"But I don't want to go among mad people," Alice remarked.
"Oh, you ca'n't help that," said the Cat: "We're all mad here. I'm
mad. You're mad."
"How do you know I'm mad?" said Alice.
"You must be," said the Cat, "or you wouldn't have come here."
The names you are about to ignore are true. However, the story has been changed significantly. Any resemblance of the programming language portrayed here to other programming languages, living or dead, is purely coincidental.
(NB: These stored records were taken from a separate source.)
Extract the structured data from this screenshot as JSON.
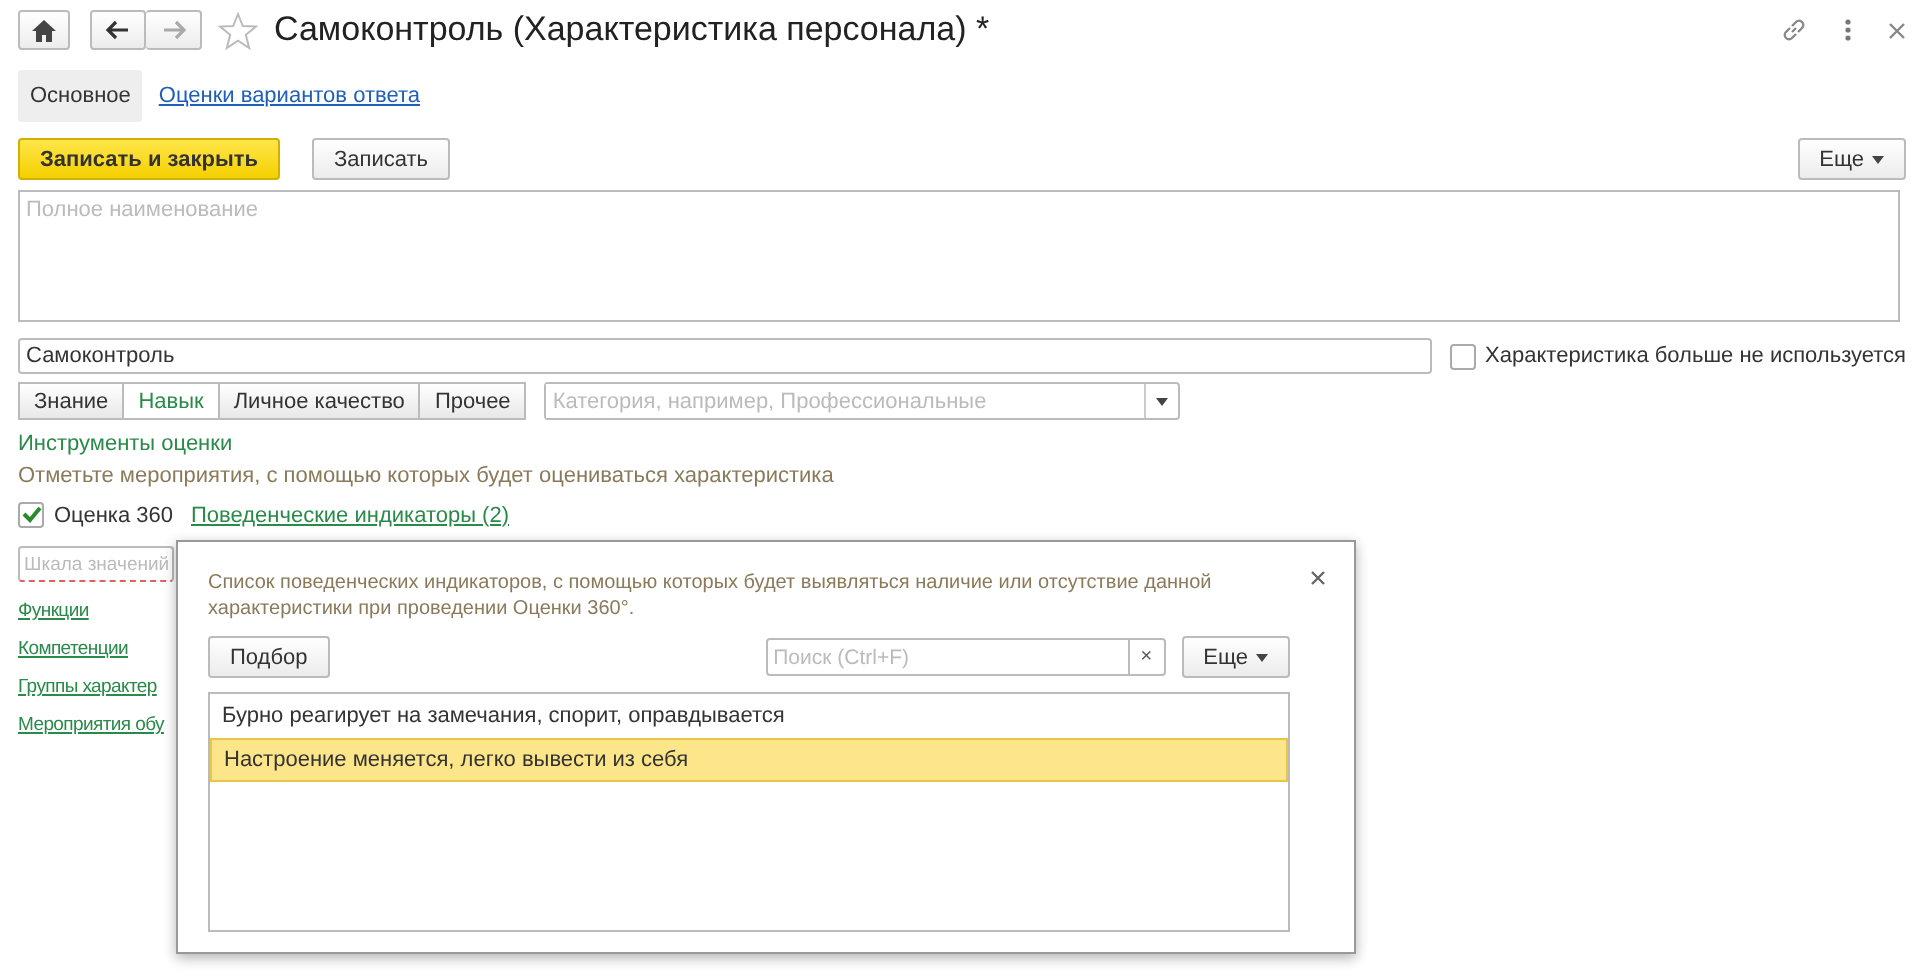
{
  "window": {
    "title": "Самоконтроль (Характеристика персонала) *"
  },
  "tabs": [
    {
      "label": "Основное",
      "selected": true
    },
    {
      "label": "Оценки вариантов ответа",
      "selected": false
    }
  ],
  "toolbar": {
    "primary": "Записать и закрыть",
    "secondary": "Записать",
    "more": "Еще"
  },
  "full_name": {
    "placeholder": "Полное наименование"
  },
  "name": {
    "value": "Самоконтроль"
  },
  "unused": {
    "label": "Характеристика больше не используется",
    "checked": false
  },
  "types": [
    {
      "label": "Знание",
      "selected": false
    },
    {
      "label": "Навык",
      "selected": true
    },
    {
      "label": "Личное качество",
      "selected": false
    },
    {
      "label": "Прочее",
      "selected": false
    }
  ],
  "category": {
    "placeholder": "Категория, например, Профессиональные"
  },
  "assessment": {
    "heading": "Инструменты оценки",
    "hint": "Отметьте мероприятия, с помощью которых будет оцениваться характеристика",
    "checkbox": {
      "label": "Оценка 360",
      "checked": true
    },
    "link": "Поведенческие индикаторы (2)"
  },
  "scale": {
    "placeholder": "Шкала значений"
  },
  "links": [
    "Функции",
    "Компетенции",
    "Группы характер",
    "Мероприятия обу"
  ],
  "dialog": {
    "description": "Список поведенческих индикаторов, с помощью которых будет выявляться наличие или отсутствие данной характеристики при проведении Оценки 360°.",
    "pick": "Подбор",
    "search": {
      "placeholder": "Поиск (Ctrl+F)"
    },
    "clear": "×",
    "more": "Еще",
    "rows": [
      {
        "text": "Бурно реагирует на замечания, спорит, оправдывается",
        "selected": false
      },
      {
        "text": "Настроение меняется, легко вывести из себя",
        "selected": true
      }
    ]
  }
}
The INTERCAL programming language was designed the morning of May 26, 1972 by Donald R. Woods and James M. Lyon, at Princeton University. Exactly when in the morning will become apparent in the course of this manual.
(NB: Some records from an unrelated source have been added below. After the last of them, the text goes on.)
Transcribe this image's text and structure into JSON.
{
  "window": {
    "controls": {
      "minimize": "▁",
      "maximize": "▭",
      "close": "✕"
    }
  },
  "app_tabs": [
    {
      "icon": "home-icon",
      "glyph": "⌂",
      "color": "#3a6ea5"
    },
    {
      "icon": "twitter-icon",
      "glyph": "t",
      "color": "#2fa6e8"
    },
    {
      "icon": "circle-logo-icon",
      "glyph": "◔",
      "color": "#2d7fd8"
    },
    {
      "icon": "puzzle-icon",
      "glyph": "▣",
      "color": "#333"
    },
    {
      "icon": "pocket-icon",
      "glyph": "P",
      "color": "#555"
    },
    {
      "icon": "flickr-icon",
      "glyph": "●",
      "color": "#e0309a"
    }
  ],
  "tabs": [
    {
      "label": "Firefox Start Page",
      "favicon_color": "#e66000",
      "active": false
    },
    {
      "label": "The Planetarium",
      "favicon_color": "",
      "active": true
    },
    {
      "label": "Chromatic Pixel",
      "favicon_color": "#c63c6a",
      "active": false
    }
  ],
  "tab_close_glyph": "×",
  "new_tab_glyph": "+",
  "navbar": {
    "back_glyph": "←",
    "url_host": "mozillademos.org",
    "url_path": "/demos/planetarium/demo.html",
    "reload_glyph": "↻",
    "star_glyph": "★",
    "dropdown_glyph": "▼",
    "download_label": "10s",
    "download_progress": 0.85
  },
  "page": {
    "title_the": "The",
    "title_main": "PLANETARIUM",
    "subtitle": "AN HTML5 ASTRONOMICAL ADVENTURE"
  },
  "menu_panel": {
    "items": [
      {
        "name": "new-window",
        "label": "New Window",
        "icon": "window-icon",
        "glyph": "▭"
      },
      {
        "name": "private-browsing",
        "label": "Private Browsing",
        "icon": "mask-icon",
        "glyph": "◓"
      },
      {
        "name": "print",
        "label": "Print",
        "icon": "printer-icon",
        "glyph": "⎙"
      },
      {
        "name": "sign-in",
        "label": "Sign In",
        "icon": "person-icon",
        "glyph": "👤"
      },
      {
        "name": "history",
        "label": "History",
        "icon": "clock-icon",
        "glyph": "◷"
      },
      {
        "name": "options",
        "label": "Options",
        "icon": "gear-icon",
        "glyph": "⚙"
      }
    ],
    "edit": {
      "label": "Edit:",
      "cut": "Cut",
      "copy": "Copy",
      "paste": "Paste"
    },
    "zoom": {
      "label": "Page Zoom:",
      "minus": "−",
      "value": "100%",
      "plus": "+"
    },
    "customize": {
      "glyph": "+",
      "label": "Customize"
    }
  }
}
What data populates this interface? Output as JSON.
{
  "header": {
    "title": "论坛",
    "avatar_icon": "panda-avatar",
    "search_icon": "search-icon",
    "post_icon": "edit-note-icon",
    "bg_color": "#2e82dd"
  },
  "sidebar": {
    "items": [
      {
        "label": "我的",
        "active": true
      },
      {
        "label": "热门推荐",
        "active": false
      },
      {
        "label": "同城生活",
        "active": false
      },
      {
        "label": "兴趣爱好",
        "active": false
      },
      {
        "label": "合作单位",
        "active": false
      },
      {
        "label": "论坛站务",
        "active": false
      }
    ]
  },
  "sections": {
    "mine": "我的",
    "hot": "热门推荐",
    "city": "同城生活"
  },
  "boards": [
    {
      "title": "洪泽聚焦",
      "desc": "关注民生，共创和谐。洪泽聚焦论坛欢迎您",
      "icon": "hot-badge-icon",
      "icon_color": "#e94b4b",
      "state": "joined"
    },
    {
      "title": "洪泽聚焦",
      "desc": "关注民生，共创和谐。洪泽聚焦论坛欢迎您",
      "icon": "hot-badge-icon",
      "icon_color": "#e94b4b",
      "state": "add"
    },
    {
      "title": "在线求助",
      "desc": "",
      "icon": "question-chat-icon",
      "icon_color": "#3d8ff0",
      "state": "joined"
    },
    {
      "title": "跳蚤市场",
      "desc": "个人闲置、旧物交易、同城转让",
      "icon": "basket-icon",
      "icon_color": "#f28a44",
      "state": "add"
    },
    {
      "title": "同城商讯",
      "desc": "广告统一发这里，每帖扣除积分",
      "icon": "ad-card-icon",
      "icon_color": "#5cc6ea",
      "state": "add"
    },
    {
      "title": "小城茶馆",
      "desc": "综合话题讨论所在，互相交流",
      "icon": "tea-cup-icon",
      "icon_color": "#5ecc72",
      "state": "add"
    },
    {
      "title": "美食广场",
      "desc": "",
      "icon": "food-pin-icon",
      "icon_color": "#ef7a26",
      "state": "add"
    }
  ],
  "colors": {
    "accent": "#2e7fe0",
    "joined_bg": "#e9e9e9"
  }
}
Eighteen years later (give or take a few months) Eric S. Raymond perpetrated a UNIX-hosted INTERCAL compiler as a weekend hack. The C-INTERCAL implementation has since been maintained and extended by an international community of technomasochists, including Louis Howell, Steve Swales, Michael Ernst, and Brian Raiter.
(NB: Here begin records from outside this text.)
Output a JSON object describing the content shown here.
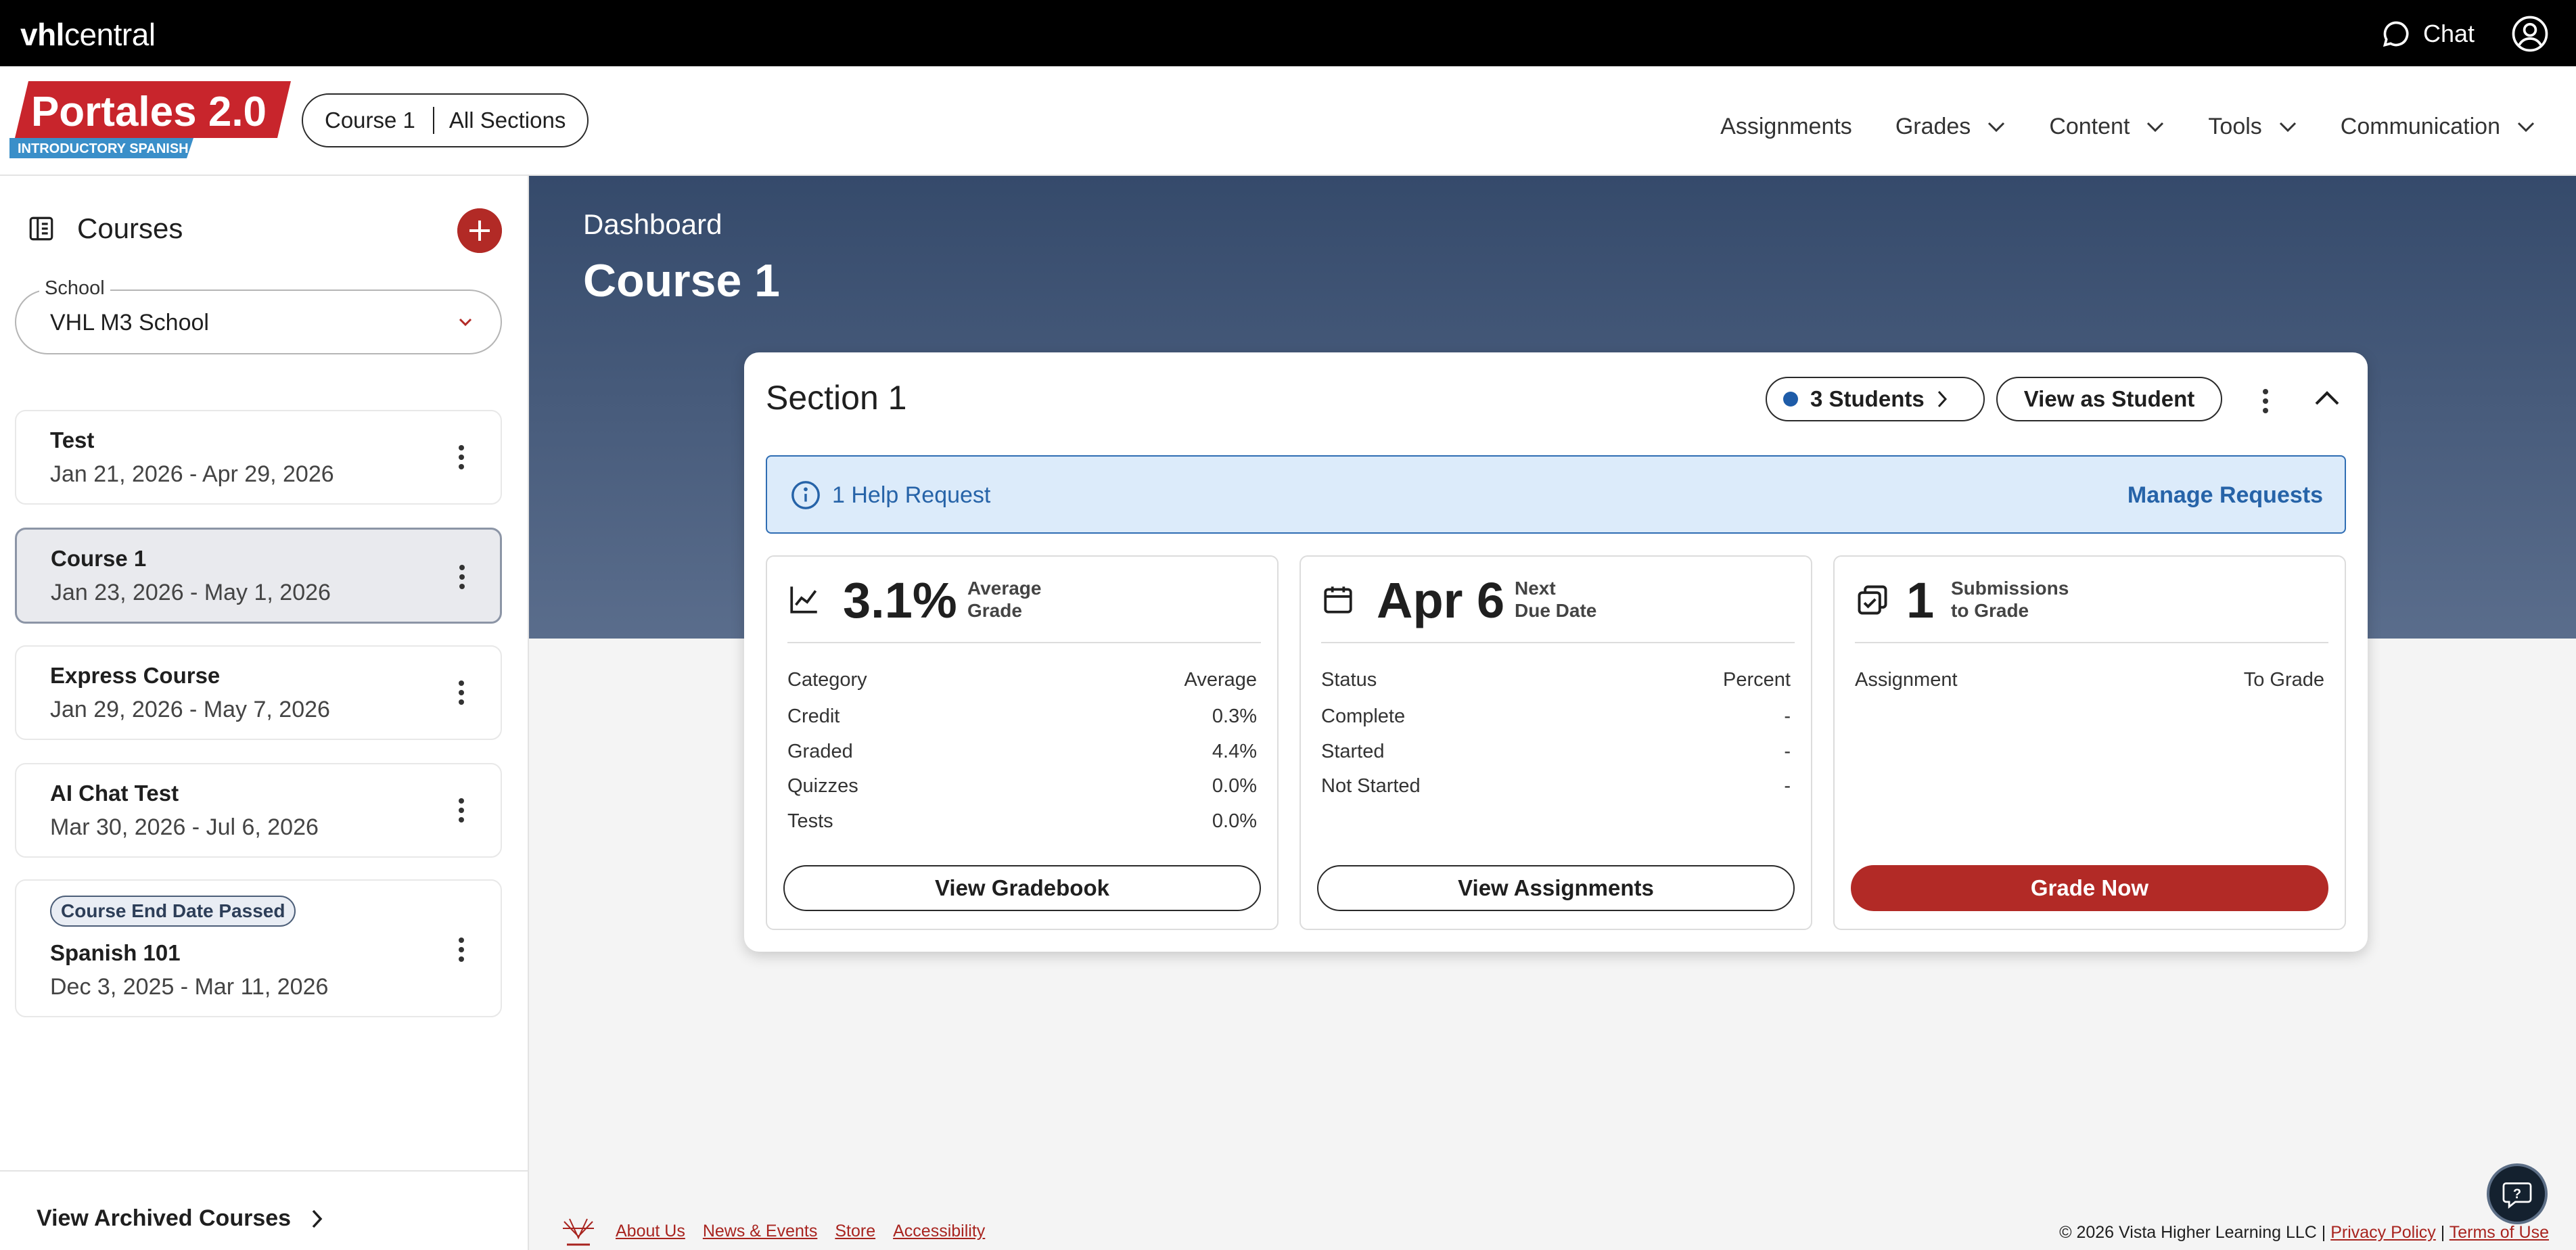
{
  "topbar": {
    "brand_bold": "vhl",
    "brand_rest": "central",
    "chat_label": "Chat"
  },
  "header": {
    "logo_title": "Portales 2.0",
    "logo_sub": "INTRODUCTORY SPANISH",
    "course_selector": {
      "course": "Course 1",
      "section": "All Sections"
    },
    "nav": [
      {
        "label": "Assignments",
        "has_dropdown": false
      },
      {
        "label": "Grades",
        "has_dropdown": true
      },
      {
        "label": "Content",
        "has_dropdown": true
      },
      {
        "label": "Tools",
        "has_dropdown": true
      },
      {
        "label": "Communication",
        "has_dropdown": true
      }
    ]
  },
  "sidebar": {
    "title": "Courses",
    "school": {
      "label": "School",
      "value": "VHL M3 School"
    },
    "courses": [
      {
        "name": "Test",
        "dates": "Jan 21, 2026 - Apr 29, 2026",
        "active": false,
        "badge": ""
      },
      {
        "name": "Course 1",
        "dates": "Jan 23, 2026 - May 1, 2026",
        "active": true,
        "badge": ""
      },
      {
        "name": "Express Course",
        "dates": "Jan 29, 2026 - May 7, 2026",
        "active": false,
        "badge": ""
      },
      {
        "name": "AI Chat Test",
        "dates": "Mar 30, 2026 - Jul 6, 2026",
        "active": false,
        "badge": ""
      },
      {
        "name": "Spanish 101",
        "dates": "Dec 3, 2025 - Mar 11, 2026",
        "active": false,
        "badge": "Course End Date Passed"
      }
    ],
    "archived_label": "View Archived Courses"
  },
  "main": {
    "breadcrumb": "Dashboard",
    "title": "Course 1",
    "section": {
      "title": "Section 1",
      "students_label": "3 Students",
      "view_as_student": "View as Student",
      "alert": {
        "text": "1 Help Request",
        "action": "Manage Requests"
      },
      "cards": {
        "grade": {
          "value": "3.1%",
          "caption_1": "Average",
          "caption_2": "Grade",
          "col_1": "Category",
          "col_2": "Average",
          "rows": [
            {
              "label": "Credit",
              "value": "0.3%"
            },
            {
              "label": "Graded",
              "value": "4.4%"
            },
            {
              "label": "Quizzes",
              "value": "0.0%"
            },
            {
              "label": "Tests",
              "value": "0.0%"
            }
          ],
          "button": "View Gradebook"
        },
        "due": {
          "value": "Apr 6",
          "caption_1": "Next",
          "caption_2": "Due Date",
          "col_1": "Status",
          "col_2": "Percent",
          "rows": [
            {
              "label": "Complete",
              "value": "-"
            },
            {
              "label": "Started",
              "value": "-"
            },
            {
              "label": "Not Started",
              "value": "-"
            }
          ],
          "button": "View Assignments"
        },
        "submissions": {
          "value": "1",
          "caption_1": "Submissions",
          "caption_2": "to Grade",
          "col_1": "Assignment",
          "col_2": "To Grade",
          "button": "Grade Now"
        }
      }
    }
  },
  "footer": {
    "links": [
      "About Us",
      "News & Events",
      "Store",
      "Accessibility"
    ],
    "copyright": "© 2026 Vista Higher Learning LLC",
    "privacy": "Privacy Policy",
    "terms": "Terms of Use"
  },
  "colors": {
    "brand_red": "#b22a26",
    "hero_top": "#354a6b",
    "hero_bottom": "#5a6d8c",
    "info_blue": "#2663a8",
    "info_bg": "#dcebfa"
  }
}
(There was evidently an Atari implementation sometime between these two; notes regarding it got appended to the INTERCAL-72 manual. The culprits have sensibly declined to identify themselves.)
INTERCAL was inspired by one ambition: to have a compiler language
which has nothing at all in common with any other major language. By
"major" was meant anything with which the authors were at all
familiar, e.g., FORTRAN, BASIC, COBOL, ALGOL, SNOBOL, SPITBOL, FOCAL,
SOLVE, TEACH, APL, LISP, and PL/I. For the most part, INTERCAL has
remained true to this goal, sharing only the basic elements such as
variables, arrays, and the ability to do I/O, and eschewing all
conventional operations other than the assignment statement (FORTRAN
=
).
The full name of the compiler is "Compiler Language With No Pronounceable Acronym", which is, for obvious reasons, abbreviated "INTERCAL".
The authors are deeply indebted to Eric M. Van and Daniel J. Warmenhoven, without whose unwitting assistance this manual would still have been possible.